Quale bestia poteva essere peggiore dello stesso Sanders? C'era veramente lo zampino di qualcun'altro o Drew stava tentando di pararsi il culo? Qual era la verità, maledizione?!
Tutte le domande andarono in fumo quando Alex notò una figura accanto al suo tavolo. Voltò la testa verso di lui e rimase perplesso. Quando era arrivato?
"Buongiorno, sceriffo" esordì quasi con disprezzo Malcom Mcbeth. Prese posto di fronte ad Alex e incrociò le braccia al petto.
"Vedo che si sta godendo la colazione" disse. Smith non mancò di notare l'odio con cui pronunciò la frase.

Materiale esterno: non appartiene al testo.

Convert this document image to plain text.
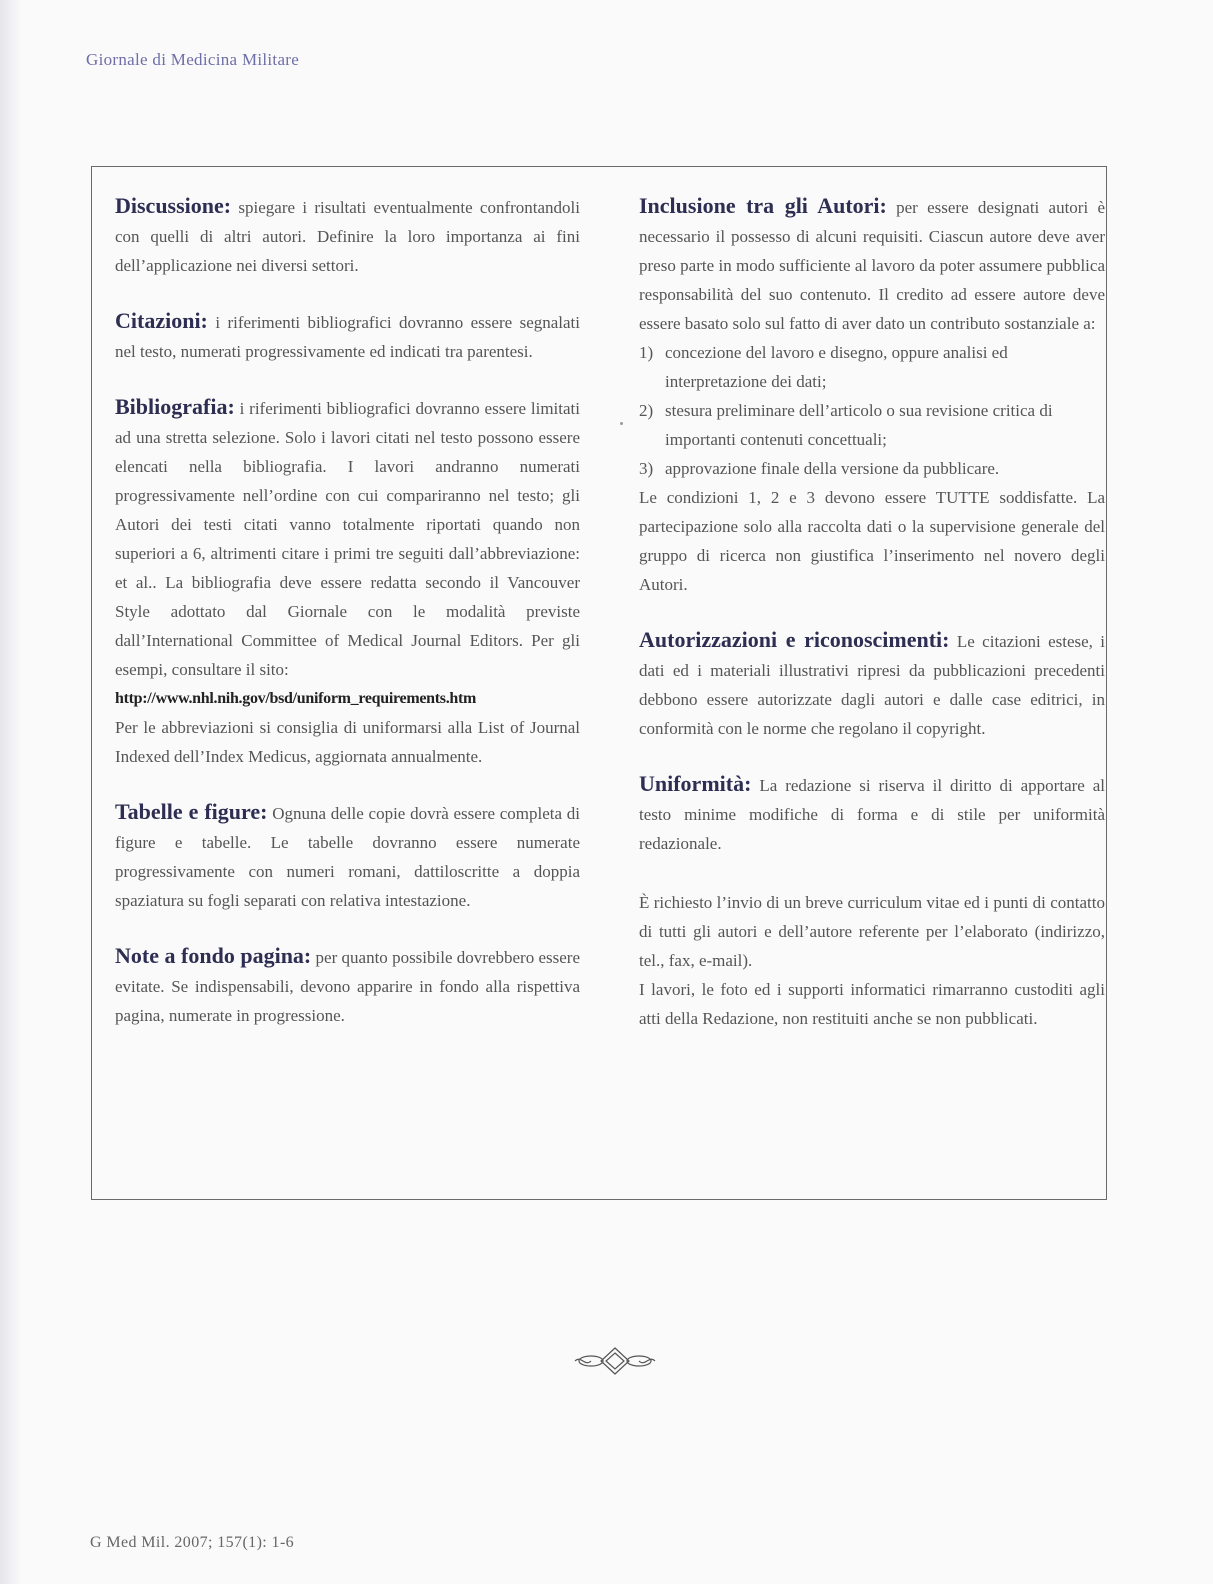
Giornale di Medicina Militare

Discussione: spiegare i risultati eventualmente confrontandoli con quelli di altri autori. Definire la loro importanza ai fini dell’applicazione nei diversi settori.

Citazioni: i riferimenti bibliografici dovranno essere segnalati nel testo, numerati progressivamente ed indicati tra parentesi.

Bibliografia: i riferimenti bibliografici dovranno essere limitati ad una stretta selezione. Solo i lavori citati nel testo possono essere elencati nella bibliografia. I lavori andranno numerati progressivamente nell’ordine con cui compariranno nel testo; gli Autori dei testi citati vanno totalmente riportati quando non superiori a 6, altrimenti citare i primi tre seguiti dall’abbreviazione: et al.. La bibliografia deve essere redatta secondo il Vancouver Style adottato dal Giornale con le modalità previste dall’International Committee of Medical Journal Editors. Per gli esempi, consultare il sito:
http://www.nhl.nih.gov/bsd/uniform_requirements.htm
Per le abbreviazioni si consiglia di uniformarsi alla List of Journal Indexed dell’Index Medicus, aggiornata annualmente.

Tabelle e figure: Ognuna delle copie dovrà essere completa di figure e tabelle. Le tabelle dovranno essere numerate progressivamente con numeri romani, dattiloscritte a doppia spaziatura su fogli separati con relativa intestazione.

Note a fondo pagina: per quanto possibile dovrebbero essere evitate. Se indispensabili, devono apparire in fondo alla rispettiva pagina, numerate in progressione.

Inclusione tra gli Autori: per essere designati autori è necessario il possesso di alcuni requisiti. Ciascun autore deve aver preso parte in modo sufficiente al lavoro da poter assumere pubblica responsabilità del suo contenuto. Il credito ad essere autore deve essere basato solo sul fatto di aver dato un contributo sostanziale a:
1) concezione del lavoro e disegno, oppure analisi ed interpretazione dei dati;
2) stesura preliminare dell’articolo o sua revisione critica di importanti contenuti concettuali;
3) approvazione finale della versione da pubblicare.
Le condizioni 1, 2 e 3 devono essere TUTTE soddisfatte. La partecipazione solo alla raccolta dati o la supervisione generale del gruppo di ricerca non giustifica l’inserimento nel novero degli Autori.

Autorizzazioni e riconoscimenti: Le citazioni estese, i dati ed i materiali illustrativi ripresi da pubblicazioni precedenti debbono essere autorizzate dagli autori e dalle case editrici, in conformità con le norme che regolano il copyright.

Uniformità: La redazione si riserva il diritto di apportare al testo minime modifiche di forma e di stile per uniformità redazionale.

È richiesto l’invio di un breve curriculum vitae ed i punti di contatto di tutti gli autori e dell’autore referente per l’elaborato (indirizzo, tel., fax, e-mail).
I lavori, le foto ed i supporti informatici rimarranno custoditi agli atti della Redazione, non restituiti anche se non pubblicati.

G Med Mil. 2007; 157(1): 1-6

"E' per Janet che è qui?" chiese Alex mantenendo un tono neutrale. Una smorfia attraversò il volto dell'altro.
"Lei cosa pensa?" rispose ironico il padre della ragazza. Poi si avvicinò all'uomo in divisa quasi saltando oltre il tavolo. Alex percepì l'alito dell'uomo sulla propria pelle, e la cosa quasi non lo costrinse a mollargli un pugno.
"Lei è un uomo di giustizia, Alex, e il suo compito è quello di mantenere la sicurezza di noi cittadini. Quando avvenivano piccoli crimini qui in città mi sentivo al sicuro, sapevo che c'era qualcuno che mi avrebbe protetto, qualcuno che avrebbe protetto tutti quanti. Adesso ho capito che non è così. Tutto quello che interessa a voi teste di cazzo è il malloppo che prendete a fine giornata, non ve ne frega niente di noi! A te non frega maledettamente niente di dove sia finita mia figlia, non te ne frega di cosa le succederà, non te ne  fregherà nemmeno quando l'ammazzeranno! Tutto quello che devi fare è finire quel tuo cazzo di caffè. Sì. Finisci il caffè, sceriffo. Finiscilo fino all'ultima goccia. Finiscilo e strozzati, per Dio. Io vado a cercare mia figlia".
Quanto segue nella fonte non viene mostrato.